# Turning Pens on a Shopsmith



## jedgerton (Aug 22, 2010)

Folks,

I have a friend who inherited a model 510 shopsmith.  I've never had to outfit one of these tools for penturning so I'm lookiing for some help.

What do you need to get a mandrel on one of these tools?  Does the headstock accept MT2?

Same question on the tailstock.  What sort of live center does it have or what do you need?

I assume these tools usually come with some sort of tool rest, is that a good assumption?  He didn't get any turning tools so I'm not sure how complete the tool he inherited was.

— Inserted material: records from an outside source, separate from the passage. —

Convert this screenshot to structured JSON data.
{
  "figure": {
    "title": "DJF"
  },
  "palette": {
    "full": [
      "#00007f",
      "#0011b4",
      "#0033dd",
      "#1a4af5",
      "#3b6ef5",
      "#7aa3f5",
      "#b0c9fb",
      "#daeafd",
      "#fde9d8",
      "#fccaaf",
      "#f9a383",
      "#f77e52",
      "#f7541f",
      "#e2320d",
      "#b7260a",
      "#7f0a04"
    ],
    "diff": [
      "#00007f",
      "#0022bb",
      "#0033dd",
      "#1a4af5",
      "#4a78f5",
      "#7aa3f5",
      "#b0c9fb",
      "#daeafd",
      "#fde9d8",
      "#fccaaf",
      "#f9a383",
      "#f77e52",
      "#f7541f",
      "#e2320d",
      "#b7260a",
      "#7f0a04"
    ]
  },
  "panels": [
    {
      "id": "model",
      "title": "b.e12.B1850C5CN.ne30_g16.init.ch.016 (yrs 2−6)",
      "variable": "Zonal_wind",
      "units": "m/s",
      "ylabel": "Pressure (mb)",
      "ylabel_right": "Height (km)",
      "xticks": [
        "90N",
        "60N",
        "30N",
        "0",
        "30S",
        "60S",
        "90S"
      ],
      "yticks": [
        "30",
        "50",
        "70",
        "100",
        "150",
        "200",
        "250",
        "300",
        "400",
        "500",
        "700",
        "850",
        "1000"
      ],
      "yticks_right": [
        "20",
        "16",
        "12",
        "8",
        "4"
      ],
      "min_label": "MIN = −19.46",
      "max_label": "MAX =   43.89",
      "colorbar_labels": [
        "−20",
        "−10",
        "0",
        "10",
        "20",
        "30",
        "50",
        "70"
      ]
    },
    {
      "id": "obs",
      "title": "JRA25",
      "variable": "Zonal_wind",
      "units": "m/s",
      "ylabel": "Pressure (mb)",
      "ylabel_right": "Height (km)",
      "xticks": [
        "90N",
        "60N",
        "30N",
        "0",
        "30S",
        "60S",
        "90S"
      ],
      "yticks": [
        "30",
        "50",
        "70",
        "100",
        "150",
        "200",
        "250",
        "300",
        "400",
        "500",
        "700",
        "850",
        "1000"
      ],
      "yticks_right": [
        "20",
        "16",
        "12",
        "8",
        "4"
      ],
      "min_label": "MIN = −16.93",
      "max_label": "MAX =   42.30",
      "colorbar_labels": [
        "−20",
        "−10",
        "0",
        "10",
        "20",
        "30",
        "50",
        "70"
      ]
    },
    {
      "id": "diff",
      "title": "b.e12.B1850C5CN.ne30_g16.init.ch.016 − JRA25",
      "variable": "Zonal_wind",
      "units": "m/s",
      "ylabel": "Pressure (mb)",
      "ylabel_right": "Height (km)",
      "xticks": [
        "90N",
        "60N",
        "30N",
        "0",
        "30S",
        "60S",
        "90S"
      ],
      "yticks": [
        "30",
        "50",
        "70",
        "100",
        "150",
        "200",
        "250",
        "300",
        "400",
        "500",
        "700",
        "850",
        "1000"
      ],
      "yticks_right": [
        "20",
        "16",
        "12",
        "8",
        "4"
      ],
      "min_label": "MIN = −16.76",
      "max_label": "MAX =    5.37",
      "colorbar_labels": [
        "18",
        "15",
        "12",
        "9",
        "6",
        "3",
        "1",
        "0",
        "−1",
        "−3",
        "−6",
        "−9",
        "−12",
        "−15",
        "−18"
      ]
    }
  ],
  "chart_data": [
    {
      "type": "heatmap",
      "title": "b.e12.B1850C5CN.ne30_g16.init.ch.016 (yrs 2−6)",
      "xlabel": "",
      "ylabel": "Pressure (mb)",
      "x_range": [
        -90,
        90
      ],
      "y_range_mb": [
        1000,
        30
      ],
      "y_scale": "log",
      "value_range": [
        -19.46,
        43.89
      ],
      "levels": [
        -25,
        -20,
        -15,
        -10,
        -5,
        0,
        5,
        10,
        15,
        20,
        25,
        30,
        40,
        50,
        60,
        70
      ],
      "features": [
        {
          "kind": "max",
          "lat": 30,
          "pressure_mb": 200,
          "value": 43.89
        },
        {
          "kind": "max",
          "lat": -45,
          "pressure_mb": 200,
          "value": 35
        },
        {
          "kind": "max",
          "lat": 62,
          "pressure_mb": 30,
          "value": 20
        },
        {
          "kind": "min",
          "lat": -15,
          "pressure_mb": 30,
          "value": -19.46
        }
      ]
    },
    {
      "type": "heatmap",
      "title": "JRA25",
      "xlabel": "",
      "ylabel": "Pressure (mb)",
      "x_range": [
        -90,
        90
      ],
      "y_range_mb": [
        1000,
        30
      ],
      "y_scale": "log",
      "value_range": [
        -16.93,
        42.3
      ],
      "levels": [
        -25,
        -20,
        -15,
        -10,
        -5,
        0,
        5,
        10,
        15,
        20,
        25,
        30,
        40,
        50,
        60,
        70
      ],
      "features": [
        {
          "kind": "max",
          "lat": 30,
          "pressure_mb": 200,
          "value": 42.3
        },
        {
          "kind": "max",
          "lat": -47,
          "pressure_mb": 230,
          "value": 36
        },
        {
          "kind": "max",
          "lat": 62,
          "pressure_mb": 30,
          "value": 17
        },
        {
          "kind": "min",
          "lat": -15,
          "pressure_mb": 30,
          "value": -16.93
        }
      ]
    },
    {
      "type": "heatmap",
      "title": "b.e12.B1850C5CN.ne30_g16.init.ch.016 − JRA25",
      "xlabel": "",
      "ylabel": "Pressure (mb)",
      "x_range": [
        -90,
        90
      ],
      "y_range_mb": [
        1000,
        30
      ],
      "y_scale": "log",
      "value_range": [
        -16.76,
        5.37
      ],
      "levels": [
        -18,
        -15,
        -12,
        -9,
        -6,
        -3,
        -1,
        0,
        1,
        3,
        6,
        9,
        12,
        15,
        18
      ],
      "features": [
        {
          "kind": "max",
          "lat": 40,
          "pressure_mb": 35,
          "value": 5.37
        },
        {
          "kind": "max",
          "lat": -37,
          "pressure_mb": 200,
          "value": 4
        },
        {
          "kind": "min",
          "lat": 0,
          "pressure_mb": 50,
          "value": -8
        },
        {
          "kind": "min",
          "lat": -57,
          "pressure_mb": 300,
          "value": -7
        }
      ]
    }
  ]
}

Any advice is appreciated.

John


----------



## alphageek (Aug 22, 2010)

Looks like the tailstock is MT2, but the headstock might be something else??  A on here talks about a spindle and set screw, so I don't know about a mandrel... Someone else will have to enlighten more: 

http://www.shopsmith.com/ownersite/catalog/l_lathecenters.htm


----------



## Robert Taylor (Aug 23, 2010)

i have turned well over a hundred pens on a shopsmith. pennstate sells a mandrel for the shopsmith about $20.00. woodcraft also sells a straight mandrel rod for about $3.00 the can be used in the drill chuck. i use the pennstate myself. the tailstock on a shopsmith is a standard #2 morse taper. i reccomend a metal lathe type live center with a 60 degree point as they are hardened. they are about $20.00 from johnnycnc here on this forum or online. any lathe tools can be used and there are many to choose from. i find the shopsmith toolrest to be perfect for turning pens.


----------



## KenBrasier (Aug 23, 2010)

Like Bob in Ohio, I've used my Shopsmith to turn several hundred pens.  The shaft in the Quill is 5/8" and takes the PSI  PKM-CL Mandrel, or you can use the XPKM-ELC2 in your drill chuck.  The tailstock is #2MT and I use the PSI Mandrel Saver (when I'm not TBC).  The Shopsmith is also great for drilling blanks as the Quill travel is over 4".  I use a small 4 jaw chuck with a #2MT in the tailstock  to hold the blanks for drilling on the lathe.  You can also get a 5/8" to 1'-8 adapter which allows you to use most of the popular lathe chucks and collet chucks on your Shopsmith.


----------